Não se sabe ao certo como tudo começou. Dizem que foi um spam, desses que surgem e morrem periodicamente na rede. Contribuiu o fato de o América ter se sagrado bicampeão carioca, e o Flamengo estar há dois anos encalhado na terceira divisão. Ou talvez porque, desde o Natal, chovia diariamente no Rio de Janeiro, e já estávamos em fins de abril. O certo é que, aos poucos, todos foram se convencendo de que O Fim estava próximo. Na verdade, muito próximo. Não se sabia ao certo como seria, se pela água ou pelo fogo, se viria de cima ou de baixo, mas o mundo ia se acabar em 23 de abril, conforme cálculos seguros baseados no calendário maia. O que começou como motivo de piada passou a gerar risinhos amarelos e nervosos. Depois foi o caos e o pânico. Dívidas pararam de ser pagas, funcionários não compareciam mais a seus empregos, fornecedores só aceitavam pagamento à vista, e a economia parou. Os bares encheram-se de gente, mas a cerveja já havia se esgotado completamente em 19 de abril. Coincidência ou não, naquela mesma noite do dia 19, pessoas premidas pelo terror começaram a se jogar das janelas, se esborrachando nas calçadas como goiabas maduras. Na Nossa Sra. de Copacabana e na Rio Branco, ninguém se arriscava além da proteção das marquises. Disseram que uma civilização mais avançada, ou talvez o Messias em pessoa, viria resgatar uns poucos eleitos. Então, no dia 22, multidões se dirigiram a pé para a Central do Brasil, o Santos Dumont, o Galeão, a Catedral Metropolitana e o Sambódromo, iniciando uma vigília nos possíveis pontos de embarque, assunção ou abdução, conforme a crença de cada um nas diversas versões circulantes.

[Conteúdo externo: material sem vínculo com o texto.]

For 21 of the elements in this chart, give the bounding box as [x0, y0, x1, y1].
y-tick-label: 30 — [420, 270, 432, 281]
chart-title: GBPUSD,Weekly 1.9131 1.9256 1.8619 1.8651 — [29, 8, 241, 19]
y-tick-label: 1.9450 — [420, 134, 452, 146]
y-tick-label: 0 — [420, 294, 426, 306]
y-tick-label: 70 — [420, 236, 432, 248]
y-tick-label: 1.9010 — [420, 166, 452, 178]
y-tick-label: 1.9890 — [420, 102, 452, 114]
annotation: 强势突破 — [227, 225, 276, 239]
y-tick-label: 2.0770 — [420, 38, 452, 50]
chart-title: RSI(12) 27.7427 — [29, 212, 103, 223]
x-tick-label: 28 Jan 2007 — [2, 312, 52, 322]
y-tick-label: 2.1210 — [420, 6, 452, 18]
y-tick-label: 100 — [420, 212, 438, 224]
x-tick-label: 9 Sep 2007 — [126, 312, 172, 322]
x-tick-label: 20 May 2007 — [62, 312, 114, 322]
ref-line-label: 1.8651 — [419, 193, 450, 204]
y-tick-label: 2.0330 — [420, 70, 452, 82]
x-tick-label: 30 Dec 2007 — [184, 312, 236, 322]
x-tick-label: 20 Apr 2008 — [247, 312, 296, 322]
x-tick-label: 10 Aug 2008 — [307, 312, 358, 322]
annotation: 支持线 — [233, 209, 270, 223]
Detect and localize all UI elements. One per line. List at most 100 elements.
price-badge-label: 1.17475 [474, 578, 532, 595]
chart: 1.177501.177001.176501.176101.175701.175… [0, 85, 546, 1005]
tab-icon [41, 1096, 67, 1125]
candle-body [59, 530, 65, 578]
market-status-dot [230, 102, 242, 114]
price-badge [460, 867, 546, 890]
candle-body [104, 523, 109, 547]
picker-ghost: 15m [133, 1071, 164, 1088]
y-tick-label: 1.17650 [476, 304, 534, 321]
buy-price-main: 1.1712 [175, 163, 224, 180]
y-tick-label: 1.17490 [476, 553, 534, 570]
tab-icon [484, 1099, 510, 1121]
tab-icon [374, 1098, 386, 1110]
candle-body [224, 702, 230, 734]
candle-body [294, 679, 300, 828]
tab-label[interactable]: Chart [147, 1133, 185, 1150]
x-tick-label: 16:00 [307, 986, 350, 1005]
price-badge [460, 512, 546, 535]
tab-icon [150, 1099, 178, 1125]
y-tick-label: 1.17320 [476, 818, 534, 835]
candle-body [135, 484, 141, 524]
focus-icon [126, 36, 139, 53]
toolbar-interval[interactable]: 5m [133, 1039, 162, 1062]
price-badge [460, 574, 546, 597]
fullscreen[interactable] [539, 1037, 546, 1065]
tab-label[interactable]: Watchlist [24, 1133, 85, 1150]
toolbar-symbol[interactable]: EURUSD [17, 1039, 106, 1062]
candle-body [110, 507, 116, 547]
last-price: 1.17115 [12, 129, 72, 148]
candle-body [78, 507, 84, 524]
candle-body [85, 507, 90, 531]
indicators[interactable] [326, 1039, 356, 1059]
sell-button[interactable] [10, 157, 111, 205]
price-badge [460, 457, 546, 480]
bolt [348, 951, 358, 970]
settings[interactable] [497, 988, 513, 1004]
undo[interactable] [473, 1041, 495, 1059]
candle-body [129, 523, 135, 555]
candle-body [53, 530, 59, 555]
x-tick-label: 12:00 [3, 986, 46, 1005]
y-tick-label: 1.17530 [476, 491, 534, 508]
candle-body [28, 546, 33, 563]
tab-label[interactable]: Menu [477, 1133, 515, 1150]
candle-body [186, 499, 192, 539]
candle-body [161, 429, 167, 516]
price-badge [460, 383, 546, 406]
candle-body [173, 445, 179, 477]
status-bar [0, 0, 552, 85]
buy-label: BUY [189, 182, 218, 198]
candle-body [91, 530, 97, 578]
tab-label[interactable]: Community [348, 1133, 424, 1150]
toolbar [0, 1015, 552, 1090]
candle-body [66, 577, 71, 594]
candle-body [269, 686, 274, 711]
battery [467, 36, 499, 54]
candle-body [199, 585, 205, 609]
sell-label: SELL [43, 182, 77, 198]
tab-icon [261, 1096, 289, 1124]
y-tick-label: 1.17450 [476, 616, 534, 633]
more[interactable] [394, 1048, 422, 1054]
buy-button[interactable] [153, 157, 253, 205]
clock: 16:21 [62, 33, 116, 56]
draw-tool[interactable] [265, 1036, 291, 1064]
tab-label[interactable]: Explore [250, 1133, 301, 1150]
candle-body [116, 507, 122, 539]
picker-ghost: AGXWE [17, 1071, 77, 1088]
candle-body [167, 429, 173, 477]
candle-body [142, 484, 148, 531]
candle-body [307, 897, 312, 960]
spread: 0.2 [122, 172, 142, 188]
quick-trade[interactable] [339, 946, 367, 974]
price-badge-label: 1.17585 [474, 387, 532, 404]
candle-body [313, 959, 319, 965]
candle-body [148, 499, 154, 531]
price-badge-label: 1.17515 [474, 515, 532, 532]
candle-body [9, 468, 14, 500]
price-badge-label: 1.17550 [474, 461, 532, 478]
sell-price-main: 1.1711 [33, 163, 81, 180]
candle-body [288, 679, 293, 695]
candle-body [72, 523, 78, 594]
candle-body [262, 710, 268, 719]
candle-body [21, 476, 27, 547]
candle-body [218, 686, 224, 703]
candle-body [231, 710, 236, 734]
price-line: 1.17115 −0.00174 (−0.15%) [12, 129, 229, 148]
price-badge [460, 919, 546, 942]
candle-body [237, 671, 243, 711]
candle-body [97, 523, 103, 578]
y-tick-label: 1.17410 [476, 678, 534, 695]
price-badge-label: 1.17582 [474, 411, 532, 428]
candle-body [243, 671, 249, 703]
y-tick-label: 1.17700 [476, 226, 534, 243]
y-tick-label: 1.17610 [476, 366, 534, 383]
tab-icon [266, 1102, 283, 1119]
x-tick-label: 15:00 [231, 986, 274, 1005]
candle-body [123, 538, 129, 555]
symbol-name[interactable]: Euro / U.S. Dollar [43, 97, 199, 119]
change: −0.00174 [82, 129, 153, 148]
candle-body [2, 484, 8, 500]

Já Margaret não tinha conseguido embarcar para Governador Valadares. Viu-se só, mais só do que nunca, se isso era possível. Não soube bem por que, mas achou, então, que era importante arrumar o apartamento. Encerou o chão, arrumou as gavetas e a estante, acertou o extrato bancário. Depois tomou banho, maquiou-se, perfumou-se, vestiu seu melhor vestido e sentou-se no sofá novo, na pequena sala do conjugado. Pagara a última prestação do sofá em março, e esta lembrança deixou-a estranhamente em paz. Suspirou de leve e ficou olhando para o bico dos sapatos por uns dez minutos. Pensou na solidão dos últimos anos. Pensou no namoro desmanchado na cidade natal, na tia que a criara depois da morte dos pais. Pensou no colega de trabalho que lhe era tão simpático, mas que ela repeliu quando ele a convidou para um cinema.

Então a campainha tocou. Pelo olho mágico, ela viu um homem desconhecido, forte e elegante, vestindo uma camisa justa de malha. Margaret pensou um pouco e decidiu que era hora de deixar para trás seus medos e escrúpulos. Resolveu abrir a porta, apesar do leve brilho azulado que aquele estranho emanava.